A paralisação dos trabalhadores dos Correios, iniciada em uma quinta-feira recente do mês de setembro de 2026, tem gerado forte impacto no fluxo de entregas em todo o país, deixando consumidores e pequenos lojistas sem previsões exatas para o recebimento de mercadorias. Relatos colhidos apontam objetos com prazos vencidos, ausência de atualizações no sistema de rastreamento e dificuldades crescentes na obtenção de reembolso para fretes atrasados.
Entre os afetados está a jovem Mariana Greco Mantovani, responsável por um comércio virtual de importação e venda de itens colecionáveis e bonecas.
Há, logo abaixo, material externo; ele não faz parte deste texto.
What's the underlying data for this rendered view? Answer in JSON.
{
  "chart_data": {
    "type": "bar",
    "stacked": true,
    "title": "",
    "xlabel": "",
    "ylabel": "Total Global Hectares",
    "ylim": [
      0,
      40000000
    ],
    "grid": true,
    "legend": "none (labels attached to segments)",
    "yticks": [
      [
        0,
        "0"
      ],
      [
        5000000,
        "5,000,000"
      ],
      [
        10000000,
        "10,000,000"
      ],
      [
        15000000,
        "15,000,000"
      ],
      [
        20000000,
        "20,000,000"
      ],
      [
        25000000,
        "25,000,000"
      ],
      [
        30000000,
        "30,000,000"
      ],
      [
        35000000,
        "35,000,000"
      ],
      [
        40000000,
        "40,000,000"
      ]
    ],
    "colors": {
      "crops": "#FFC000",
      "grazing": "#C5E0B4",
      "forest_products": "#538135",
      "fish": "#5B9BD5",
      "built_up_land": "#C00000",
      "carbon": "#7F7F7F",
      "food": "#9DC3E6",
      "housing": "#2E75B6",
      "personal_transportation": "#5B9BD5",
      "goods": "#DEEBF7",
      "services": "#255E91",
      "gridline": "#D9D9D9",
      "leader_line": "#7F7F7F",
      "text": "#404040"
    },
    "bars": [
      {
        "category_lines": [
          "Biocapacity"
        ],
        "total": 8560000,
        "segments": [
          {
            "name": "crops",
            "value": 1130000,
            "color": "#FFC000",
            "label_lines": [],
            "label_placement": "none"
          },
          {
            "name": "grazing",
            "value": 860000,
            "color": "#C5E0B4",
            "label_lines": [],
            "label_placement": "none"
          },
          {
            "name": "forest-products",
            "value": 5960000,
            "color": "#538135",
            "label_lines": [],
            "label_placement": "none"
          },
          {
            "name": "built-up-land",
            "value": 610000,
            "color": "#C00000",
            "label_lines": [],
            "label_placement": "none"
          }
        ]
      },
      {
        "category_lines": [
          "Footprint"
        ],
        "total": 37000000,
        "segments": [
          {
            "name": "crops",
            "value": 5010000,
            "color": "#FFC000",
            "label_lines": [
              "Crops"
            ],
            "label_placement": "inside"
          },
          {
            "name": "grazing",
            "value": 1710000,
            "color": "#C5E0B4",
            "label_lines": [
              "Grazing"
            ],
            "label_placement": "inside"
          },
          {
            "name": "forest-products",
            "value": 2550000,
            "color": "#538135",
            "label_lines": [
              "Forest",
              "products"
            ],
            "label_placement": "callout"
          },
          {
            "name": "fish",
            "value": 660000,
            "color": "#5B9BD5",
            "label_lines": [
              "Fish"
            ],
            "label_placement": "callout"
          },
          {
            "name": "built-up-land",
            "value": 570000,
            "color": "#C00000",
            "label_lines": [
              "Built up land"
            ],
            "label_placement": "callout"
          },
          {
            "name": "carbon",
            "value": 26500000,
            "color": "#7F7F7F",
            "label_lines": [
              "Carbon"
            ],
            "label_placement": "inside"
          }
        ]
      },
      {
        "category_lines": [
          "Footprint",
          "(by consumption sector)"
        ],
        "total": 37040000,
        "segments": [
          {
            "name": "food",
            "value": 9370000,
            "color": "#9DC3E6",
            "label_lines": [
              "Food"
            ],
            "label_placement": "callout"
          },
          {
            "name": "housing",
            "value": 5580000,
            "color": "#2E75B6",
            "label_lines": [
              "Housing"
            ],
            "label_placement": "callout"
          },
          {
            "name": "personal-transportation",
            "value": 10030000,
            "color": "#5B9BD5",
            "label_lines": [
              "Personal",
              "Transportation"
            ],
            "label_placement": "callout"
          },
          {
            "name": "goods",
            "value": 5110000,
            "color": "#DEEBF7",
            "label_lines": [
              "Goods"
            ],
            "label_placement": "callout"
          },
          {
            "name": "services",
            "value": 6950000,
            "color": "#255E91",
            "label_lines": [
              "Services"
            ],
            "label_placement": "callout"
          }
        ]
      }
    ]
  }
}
Ela relatou estar com caixas retidas desde o início do período de paralisação, contendo encomendas destinadas a diversos clientes, o que gera o risco de ficar com mercadorias estagnadas e acumular prejuízos financeiros.
Enquanto para entregas internas no território nacional os lojistas ainda conseguem recomendar o uso de transportadoras alternativas aos compradores, o mesmo não ocorre com produtos vindos do exterior. Nessas situações de importação, a dependência da rede postal estatal é total, tornando inviável contornar o problema gerado pela greve.
Plataformas de defesa do consumidor e registros em órgãos de atendimento também têm contabilizado um aumento expressivo nas reclamações. Clientes de diferentes localidades relatam que mercadorias pagas com fretes expressos, como o serviço Sedex, encontram-se paradas em agências locais mesmo após o término dos prazos limites de entrega estipulados.
Em resposta à crise operacional, os Correios informaram que vem aplicando um Plano de Continuidade de Negócios, remanejando cargas postais conforme a urgência para tentar assegurar o tratamento e a distribuição dos objetos. A estatal também mobilizou equipes administrativas para atuar no apoio operacional e realizar mutirões de entrega, mantendo as agências com atendimento aberto ao público.
A paralisação ocorre em um momento financeiramente sensível para a companhia estatal, que recentemente buscou alternativas junto ao governo federal e ao mercado financeiro para viabilizar novas linhas de crédito e dar andamento ao seu plano de reestruturação econômica. Apesar de reconhecer o direito legítimo de greve da categoria, a administração monitora de cerca os impactos logísticos para tentar mitigar os prejuízos aos consumidores.